During a Dallas campaign stop Tuesday, Abbott told a crowd in the Escondido TexMex restaurant that Meyer, particularly as chairman of the House Appropriations Committee, had been a strong partner in reducing property taxes, securing the border and keeping Texans safe.
“We’ve got to have him back in Austin,” Abbott said. “We’ve got to have him there to lead Austin the way you want things led back home, because it’s you and your family values on the ballot on Election Day.”
Abbott, who earlier in the day campaigned in Universal City for Rep. John Lujan, R-San Antonio, did not mention his push for school choice. Meyer didn’t mention it either but said it was important to fully fund public education.
A spokesman for Abbott’s campaign said he’s expected to campaign in Dallas County next week for Button.
Plesa, the only House Democrat who hails from Collin County, could be a tough target for Republicans.
Plesa, an opponent of Abbott’s school plan, is seeking a second term after defeating Republican Jamee Jolly 50% to 49% in 2022. Plesa’s district, won by President Joe Biden in 2020, is trending toward Democrats, analysts say.
Abbott and his allies are working to protect targeted GOP incumbents, including Reps. Ben Bumgarner of Flower Mound, John Lujan of San Antonio, Janie Lopez of San Benito and Caroline Harris Davila of Round Rock.

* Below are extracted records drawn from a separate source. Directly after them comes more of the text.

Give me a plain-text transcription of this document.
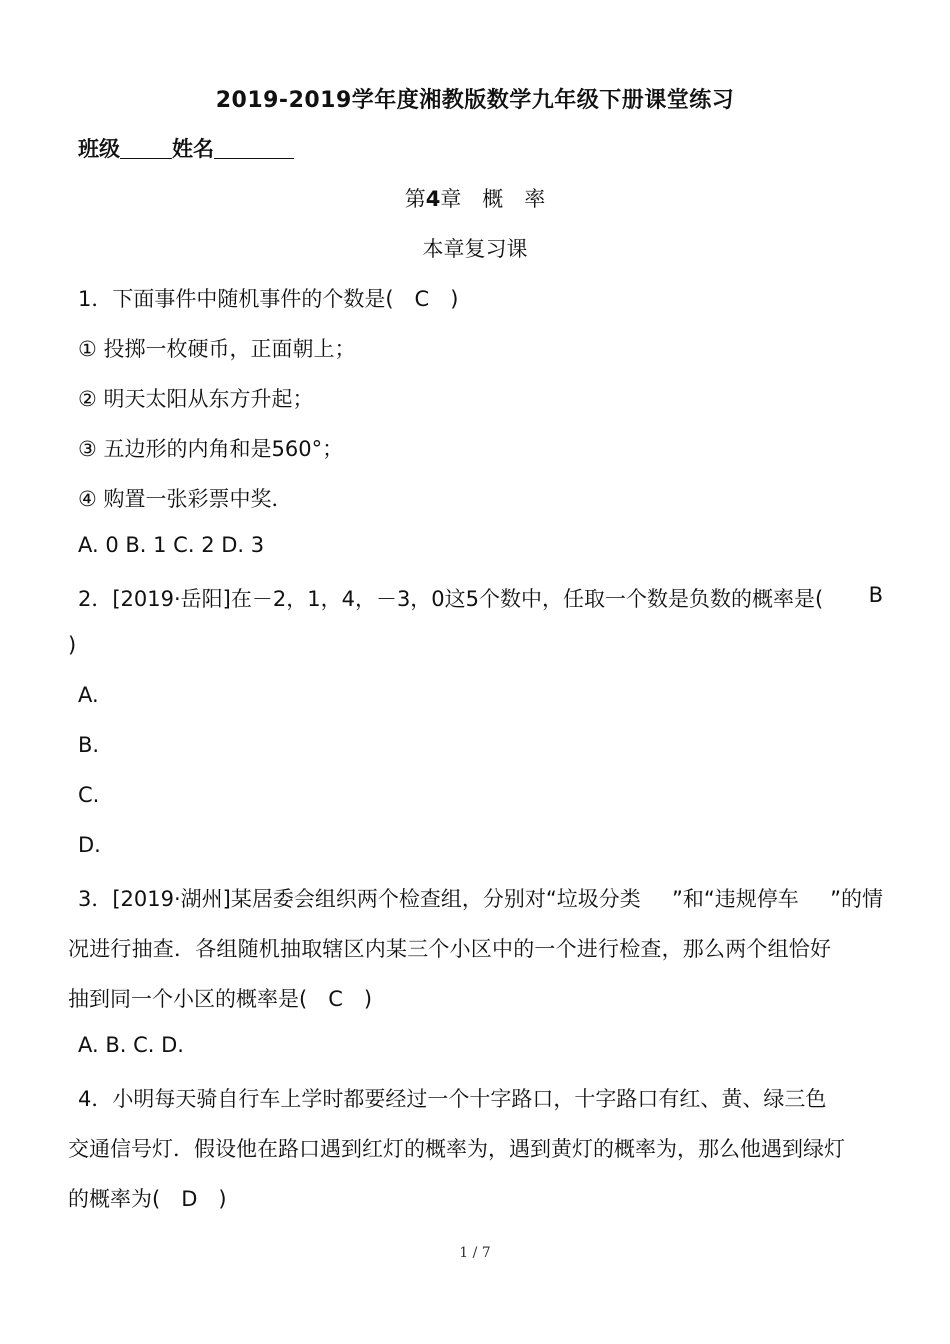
2019-2019学年度湘教版数学九年级下册课堂练习
班级 姓名
第4章　概　率
本章复习课
1．下面事件中随机事件的个数是(　C　)
① 投掷一枚硬币，正面朝上；
② 明天太阳从东方升起；
③ 五边形的内角和是560°；
④ 购置一张彩票中奖．
A. 0 B. 1 C. 2 D. 3
2．[2019·岳阳]在－2，1，4，－3，0这5个数中，任取一个数是负数的概率是( B
)
A.
B.
C.
D.
3．[2019·湖州]某居委会组织两个检查组，分别对“垃圾分类 ”和“违规停车 ”的情
况进行抽查．各组随机抽取辖区内某三个小区中的一个进行检查，那么两个组恰好
抽到同一个小区的概率是(　C　)
A. B. C. D.
4．小明每天骑自行车上学时都要经过一个十字路口，十字路口有红、黄、绿三色
交通信号灯．假设他在路口遇到红灯的概率为，遇到黄灯的概率为，那么他遇到绿灯
的概率为(　D　)
1 / 7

Warning against overconfidence
While school choice played a pivotal role in many GOP primary contests, it is competing for attention with several issues in the general election, including border security, abortion and the presidential race.

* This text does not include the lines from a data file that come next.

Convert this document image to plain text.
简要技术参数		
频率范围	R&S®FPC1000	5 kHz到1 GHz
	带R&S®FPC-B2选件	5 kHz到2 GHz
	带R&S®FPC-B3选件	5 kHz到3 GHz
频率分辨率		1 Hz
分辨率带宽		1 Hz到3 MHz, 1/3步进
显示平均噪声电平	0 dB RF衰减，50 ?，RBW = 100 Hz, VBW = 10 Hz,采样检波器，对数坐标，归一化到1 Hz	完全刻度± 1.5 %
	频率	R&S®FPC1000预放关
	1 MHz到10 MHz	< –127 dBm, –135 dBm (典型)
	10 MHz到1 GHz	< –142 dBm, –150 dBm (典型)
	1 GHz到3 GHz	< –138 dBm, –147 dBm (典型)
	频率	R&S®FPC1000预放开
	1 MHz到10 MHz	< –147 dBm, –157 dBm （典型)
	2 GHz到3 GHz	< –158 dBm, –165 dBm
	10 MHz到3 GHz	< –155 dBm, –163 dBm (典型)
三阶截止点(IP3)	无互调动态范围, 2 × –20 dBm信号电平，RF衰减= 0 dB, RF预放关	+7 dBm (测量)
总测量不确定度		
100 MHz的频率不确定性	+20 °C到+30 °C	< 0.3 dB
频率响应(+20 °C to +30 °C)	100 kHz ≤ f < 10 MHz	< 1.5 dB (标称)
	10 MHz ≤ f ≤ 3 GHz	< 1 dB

“I am very bullish on that,” said Genevieve Collins, state director of Americans for Prosperity, which promotes voucherlike proposals. “School choice was on the ballot in the primary season. It’s less so during the general election. However, there’s certainly a lot of areas in the state that are focused on it, and it’s at least a top-three issue.”
Carney, Abbott’s political strategist, said the governor plans to spend “between $2 and $3 million dollars” from his campaign fund to boost Republican House candidates.
Abbott has given Meyer more than $50,000 and has sent $43,370 to Button and $17,800 to Kinard, Plesa’s Republican opponent in Collin County, according to financial disclosures.
Most Republican candidates, particularly incumbents, enjoy a strong fundraising advantage over Democrats, with groups like Texans for Lawsuit Reform directing money to the GOP ticket. Earlier this month, billionaire Elon Musk contributed $1 million to Texans for Lawsuit Reform, which has pushed tort reform and other issues involving civil and criminal justice.
Democrats are left at a disadvantage, said Mark Jones, a political scientist at Rice University.
“They have no real counterbalance to Greg Abbott and Texans for Lawsuit Reform,” he said.
Though Republicans were at odds in the primary, their unity now helps Abbott get his voucher plan.
“The big issue is can we grow the caucus?” Carney said. “That’s what we’re hoping to do.”
Carney said it helps that House Speaker Dade Phelan has made school choice a priority for next year’s legislative session, but he warned against overconfidence.
“Predicting what the Legislature is going to do is cray-cray,” he said.